The pigs do something the same. They hold back four very large grinding teeth at the last end of the row, and don’t let them appear till after the front grinders have been pretty well used up. So too do we in a way. We don’t cut our “wisdom teeth” till we are past twenty. Moreover, the wisdom teeth, which are last in the row, and the eight grinders in front of them, two in each half of each jaw, really belong to the milk set which we began to have when we were babies. We don’t need them then. So we hold them back till we do, though that isn’t for twenty years.

The rats, mice, squirrels, beavers, and other creatures that use their front teeth as drills and chisels, have a pretty clever way of keeping them sharp. You can easily see that a squirrel who puts his teeth through the hard shells of nuts every time he gets a meal, or a beaver who cuts through trees six inches across with his, or a mouse or a rat, would use up any ordinary set of teeth in a few weeks, and have to get on as best he could for the rest of his life without any.

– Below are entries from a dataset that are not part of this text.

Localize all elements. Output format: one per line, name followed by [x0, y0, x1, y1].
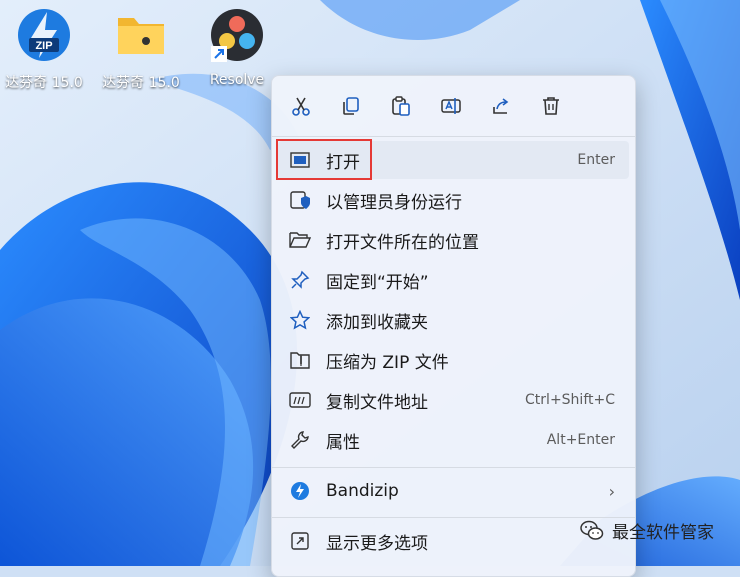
- menu-item-label: 固定到“开始”: [326, 272, 429, 293]
- menu-item-label: 显示更多选项: [326, 533, 428, 554]
- paste-icon: [392, 96, 410, 116]
- menu-item-label: 添加到收藏夹: [326, 312, 428, 333]
- desktop-icon-label: 达芬奇 15.0: [102, 75, 180, 91]
- copy-button[interactable]: [334, 90, 368, 122]
- share-button[interactable]: [484, 90, 518, 122]
- delete-icon: [543, 97, 559, 115]
- zip-folder-icon: [288, 348, 312, 372]
- menu-item-compress-zip[interactable]: 压缩为 ZIP 文件: [278, 341, 629, 379]
- more-options-icon: [288, 529, 312, 553]
- menu-item-label: 复制文件地址: [326, 392, 428, 413]
- desktop-icon-label: 达芬奇 15.0: [5, 75, 83, 91]
- desktop-icon-resolve[interactable]: Resolve: [191, 6, 283, 88]
- wechat-icon: [580, 520, 604, 540]
- menu-item-pin-to-start[interactable]: 固定到“开始”: [278, 261, 629, 299]
- bandizip-zip-icon: ZIP: [17, 8, 71, 62]
- zip-badge: ZIP: [35, 40, 52, 52]
- menu-item-shortcut: Ctrl+Shift+C: [525, 392, 615, 408]
- copy-path-icon: [288, 388, 312, 412]
- delete-button[interactable]: [534, 90, 568, 122]
- cut-icon: [292, 97, 310, 116]
- menu-item-bandizip[interactable]: Bandizip ›: [278, 472, 629, 510]
- menu-separator: [272, 467, 635, 468]
- menu-item-label: 打开文件所在的位置: [326, 232, 479, 253]
- paste-button[interactable]: [384, 90, 418, 122]
- desktop-icon-bandizip[interactable]: ZIP 达芬奇 15.0: [0, 6, 90, 91]
- bandizip-icon: [288, 479, 312, 503]
- menu-item-shortcut: Enter: [577, 152, 615, 168]
- rename-icon: [441, 98, 461, 114]
- menu-item-run-as-admin[interactable]: 以管理员身份运行: [278, 181, 629, 219]
- desktop-icon-folder[interactable]: 达芬奇 15.0: [95, 6, 187, 91]
- folder-icon: [114, 8, 168, 62]
- menu-item-label: 以管理员身份运行: [326, 192, 462, 213]
- menu-item-shortcut: Alt+Enter: [546, 432, 615, 448]
- highlight-box: [276, 139, 372, 180]
- davinci-resolve-icon: [210, 8, 264, 62]
- share-icon: [493, 98, 509, 114]
- menu-item-properties[interactable]: 属性 Alt+Enter: [278, 421, 629, 459]
- cut-button[interactable]: [284, 90, 318, 122]
- context-menu-toolbar: [272, 86, 635, 126]
- wrench-icon: [288, 428, 312, 452]
- rename-button[interactable]: [434, 90, 468, 122]
- desktop-icon-label: Resolve: [209, 72, 265, 88]
- menu-separator: [272, 136, 635, 137]
- copy-icon: [343, 97, 359, 115]
- watermark-text: 最全软件管家: [612, 523, 714, 543]
- menu-item-label: 属性: [326, 432, 360, 453]
- menu-item-open-location[interactable]: 打开文件所在的位置: [278, 221, 629, 259]
- chevron-right-icon: ›: [608, 481, 615, 501]
- shield-icon: [288, 188, 312, 212]
- menu-item-show-more-options[interactable]: 显示更多选项: [278, 522, 629, 560]
- menu-item-label: 压缩为 ZIP 文件: [326, 352, 449, 373]
- menu-item-copy-path[interactable]: 复制文件地址 Ctrl+Shift+C: [278, 381, 629, 419]
- watermark: 最全软件管家: [580, 518, 714, 543]
- menu-item-label: Bandizip: [326, 481, 399, 501]
- menu-item-add-to-favorites[interactable]: 添加到收藏夹: [278, 301, 629, 339]
- folder-open-icon: [288, 228, 312, 252]
- star-icon: [288, 308, 312, 332]
- pin-icon: [288, 268, 312, 292]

The grinding teeth of these creatures are like other grinders, that last till they are worn down—and that’s all. But their four front teeth, two in the upper jaw, two in the lower, are like the elephant’s tusks. They have no roots, and they keep growing out from the inner end as fast as they wear off at the outer. But in order to have them held firmly in the jaw, having no roots, these front teeth start way in at the back of the jaw close to the roots of the last grinders. They grow out along the whole length of the jaw bone, past all the other teeth, and come out at the front of the mouth. So the front cutting teeth of mouse or rat or squirrel are about as long as his legs, and start back almost to his neck. Besides this, they have the hard enamel all in one plate at the front of the tooth, instead of over the entire outside as we do. Then as the tooth wears down, the bone wears fastest and leaves the enamel as a cutting edge, always sharp.

The wild pigs do much the same thing with their four tusks. They start them clear round at the back of the jaw, curve them past the rest and bring them out at the sides of the mouth. Then they put two together to make a tusk, and each grinds on the other and keeps it sharp. But I don’t think that any animal ever does this sort of thing with more than four teeth. He can make four grow all the time, or two as the elephants do, or none. But the rest have to have ordinary roots, and when they wear out, why that’s the end of them.

But the sharks grow several rows of teeth at once, starting them inside the mouth and letting them slide over the jaw in the skin. These are not real teeth set in the bone, but only a sort of skin teeth; and the shark grows them by the dozen, new ones as fast as the old drop out. The snakes do much the same thing with their poison fangs, and keep always at least one new pair folded down behind the old ones, ready when these get pulled out. But snakes and sharks don’t chew with their teeth, they only bite with them.

Now let’s see if you can’t find out for yourselves how it is that pussy cat keeps her claws as sharp as needles. You can clip off the points, but it will not be many days before she will make new ones, just as sharp as the old. If you study the claw you will see how she does it. The dog has the same device, only his nails are not so sharp.